Temporal characteristics of gamma rhythm constrain properties of noise in an inhibition-stabilized network model.

Gamma rhythm refers to oscillatory neural activity between 30 and 80 Hz, induced in visual cortex by stimuli such as iso-luminant hues or gratings. The power and peak frequency of gamma depend on the properties of the stimulus such as size and contrast. Gamma waveform is typically arch-shaped, with narrow troughs and broad peaks, and can be replicated in a self-oscillating Wilson-Cowan (WC) model operating in an appropriate regime. However, oscillations in this model are infinitely long, unlike physiological gamma that occurs in short bursts. Further, unlike the model, gamma is faster after stimulus onset and slows down over time. Here, we first characterized gamma burst duration in local field potential data recorded from two monkeys as they viewed full screen iso-luminant hues.
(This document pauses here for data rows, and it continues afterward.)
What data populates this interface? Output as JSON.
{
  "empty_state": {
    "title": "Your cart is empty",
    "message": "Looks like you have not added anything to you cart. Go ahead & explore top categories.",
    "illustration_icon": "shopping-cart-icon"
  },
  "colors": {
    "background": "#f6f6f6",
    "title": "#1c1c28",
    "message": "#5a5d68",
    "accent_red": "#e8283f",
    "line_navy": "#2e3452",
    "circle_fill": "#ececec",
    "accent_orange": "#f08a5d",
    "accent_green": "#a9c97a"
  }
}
We then added different types of noise in the inputs to the WC model and tested how that affected duration and temporal dynamics of gamma. While the model failed with the often-used Poisson noise, Ornstein-Uhlenbeck noise applied to both the excitatory and the inhibitory populations replicated the duration and slowing of gamma and replicated the shape and stimulus dependencies. Thus, the temporal dynamics of gamma oscillations put constraints on the type and properties of underlying neural noise.